I can buy this TV now for £1,788.15, it says, or pay £22 a week for 156 weeks at 64.7 per cent interest. That’s a total cost of £3,432; almost double.
Read more: http://www.dailymail.co.uk/news/article-2466755/Buy-youll-really-pay-later-The-tick-chain-stores-mak...
19-10-2013 11:03 PM
everyone seems to forget the couples like us who have never had children but still feel the pinch. We cannot claim for anything because we don't have kids, we even both work but are just £2 over the limit for tax credits.
We have had to work hard for everything we have, we've never smoked, or gone on expensive holidays but still find it a struggle.
20-10-2013 11:37 AM
People are MAD paying that much for a TV.
A widescreen TV went unsold at auction so I offered them a tenner for it.
It's life Jim, but not as WE know it.
Live long and prosper.
20-10-2013 11:49 AM
The article doesn't say that poor people were buying expensive TVs, only that it was possible for them to do so.
Many people are probably able to easily buy things on credit they could not afford to actually pay for, I certainly could but that doesn't mean I do.
20-10-2013 4:04 PM
Personally, I think that the best thing we ever did, apart from getting married, was the day that we won just over £2,000 on the Lottery. We paid off our 3 credit cards and one store card and then cut the cards up. We now have a Debit card with zero overdraft and we have never been better off. Giving up smoking and not going to the Bingo also helped.
We now have cash in the bank, slowly building up, and we are quite happy to think that if we want something, we can have it only if we have the money to buy it outright.
20-10-2013 5:34 PM
I finding almost funny that I now have probably the highest credit rating I have ever had and the least need for it.
20-10-2013 6:56 PM
Well now that we all have had a taste of camorons britain, i just wonder who will vote for him next time around?:
20-10-2013 10:02 PM
@Anonymous wrote:Well now that we all have had a taste of camorons britain, i just wonder who will vote for him next time around?:
33,973 voted for him at the last election - I suspect that he will get a similar number of votes at the nect election.
22-10-2013 6:44 PM
'We we want a bigger home for our TEN kids (and pet python)': Couple on £32,000 a year in benefits demand larger council home for their growing family
An unemployed couple with nine children who claim £32,000 a year in benefits are demanding a bigger council house - because they are expecting their 10th child.

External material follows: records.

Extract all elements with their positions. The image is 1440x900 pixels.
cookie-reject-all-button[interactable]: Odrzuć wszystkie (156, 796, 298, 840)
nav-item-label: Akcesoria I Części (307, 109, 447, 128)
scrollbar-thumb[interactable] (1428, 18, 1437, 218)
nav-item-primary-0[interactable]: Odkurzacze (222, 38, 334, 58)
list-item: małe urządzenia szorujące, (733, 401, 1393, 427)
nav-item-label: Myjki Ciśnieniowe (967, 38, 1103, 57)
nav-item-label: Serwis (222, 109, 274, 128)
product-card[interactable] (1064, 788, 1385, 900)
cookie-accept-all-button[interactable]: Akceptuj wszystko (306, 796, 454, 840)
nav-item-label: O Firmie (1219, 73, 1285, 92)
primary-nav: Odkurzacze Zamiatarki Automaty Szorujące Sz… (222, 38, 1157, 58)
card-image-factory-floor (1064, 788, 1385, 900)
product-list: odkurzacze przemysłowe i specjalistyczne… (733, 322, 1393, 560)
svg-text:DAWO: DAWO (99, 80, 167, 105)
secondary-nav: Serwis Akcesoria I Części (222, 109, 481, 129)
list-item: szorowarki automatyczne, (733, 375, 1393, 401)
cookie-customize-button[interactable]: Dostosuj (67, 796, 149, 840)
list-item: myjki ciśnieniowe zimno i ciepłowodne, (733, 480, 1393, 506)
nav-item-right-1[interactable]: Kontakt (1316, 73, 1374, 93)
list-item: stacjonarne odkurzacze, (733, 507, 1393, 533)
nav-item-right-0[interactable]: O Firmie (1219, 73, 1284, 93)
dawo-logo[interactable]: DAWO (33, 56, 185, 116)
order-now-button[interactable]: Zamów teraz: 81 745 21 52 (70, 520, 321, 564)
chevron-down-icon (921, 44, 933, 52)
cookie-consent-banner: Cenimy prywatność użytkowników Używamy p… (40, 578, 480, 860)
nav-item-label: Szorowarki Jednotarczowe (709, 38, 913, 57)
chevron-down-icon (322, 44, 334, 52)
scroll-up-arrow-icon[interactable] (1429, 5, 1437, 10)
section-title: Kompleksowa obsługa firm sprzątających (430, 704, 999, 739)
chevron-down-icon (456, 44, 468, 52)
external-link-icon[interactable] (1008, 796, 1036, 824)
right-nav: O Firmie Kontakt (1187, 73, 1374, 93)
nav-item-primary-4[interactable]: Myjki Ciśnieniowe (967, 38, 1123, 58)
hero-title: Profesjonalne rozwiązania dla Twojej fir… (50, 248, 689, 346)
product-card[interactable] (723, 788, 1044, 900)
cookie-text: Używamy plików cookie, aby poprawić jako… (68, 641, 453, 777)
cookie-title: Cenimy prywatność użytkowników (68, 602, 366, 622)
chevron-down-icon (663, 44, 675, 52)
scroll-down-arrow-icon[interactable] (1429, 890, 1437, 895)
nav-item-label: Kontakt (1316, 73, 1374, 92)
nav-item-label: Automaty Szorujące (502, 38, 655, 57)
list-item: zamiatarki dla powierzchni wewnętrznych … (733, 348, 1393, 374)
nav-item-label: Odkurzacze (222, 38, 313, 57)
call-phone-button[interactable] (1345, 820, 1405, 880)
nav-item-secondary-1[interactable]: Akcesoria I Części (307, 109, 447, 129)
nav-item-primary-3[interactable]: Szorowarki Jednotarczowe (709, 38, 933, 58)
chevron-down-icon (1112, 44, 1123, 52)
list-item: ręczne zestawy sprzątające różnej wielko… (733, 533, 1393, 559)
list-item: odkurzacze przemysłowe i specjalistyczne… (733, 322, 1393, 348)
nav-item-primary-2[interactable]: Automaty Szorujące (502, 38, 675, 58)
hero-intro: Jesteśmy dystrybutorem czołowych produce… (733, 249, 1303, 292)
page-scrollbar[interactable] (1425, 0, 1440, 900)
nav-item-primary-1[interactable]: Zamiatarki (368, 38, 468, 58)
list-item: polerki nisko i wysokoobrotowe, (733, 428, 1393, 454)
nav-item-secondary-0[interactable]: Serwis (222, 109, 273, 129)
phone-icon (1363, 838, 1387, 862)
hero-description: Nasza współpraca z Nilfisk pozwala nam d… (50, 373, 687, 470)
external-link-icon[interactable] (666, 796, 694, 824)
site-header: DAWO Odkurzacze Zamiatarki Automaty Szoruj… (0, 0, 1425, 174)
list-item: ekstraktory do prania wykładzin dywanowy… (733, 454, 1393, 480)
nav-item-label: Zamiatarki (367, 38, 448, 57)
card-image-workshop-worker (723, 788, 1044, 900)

Jobless Lee Miller and Natalie Cann - who have a pet python - want their local authority to swap their three-bedroom property for a five-bedroom home before their latest child arrives.
The couple currently live in ‘cramped and appalling’ conditions in Bournemouth, Dorset, with their five sons and four daughters.
Their 10th child is due in five months and they are suggesting they withhold £253 of taxpayers’ money they contribute to their monthly rent if they are not rehoused.
Read more: http://www.dailymail.co.uk/news/article-2471453/Couple-32-000-year-benefits-demand-bigger-council-ho...
22-10-2013 10:34 PM
And that is a good example of what exactly?
Are they typical of the average family?
23-10-2013 9:45 AM
It shows that people wont starve in the UK.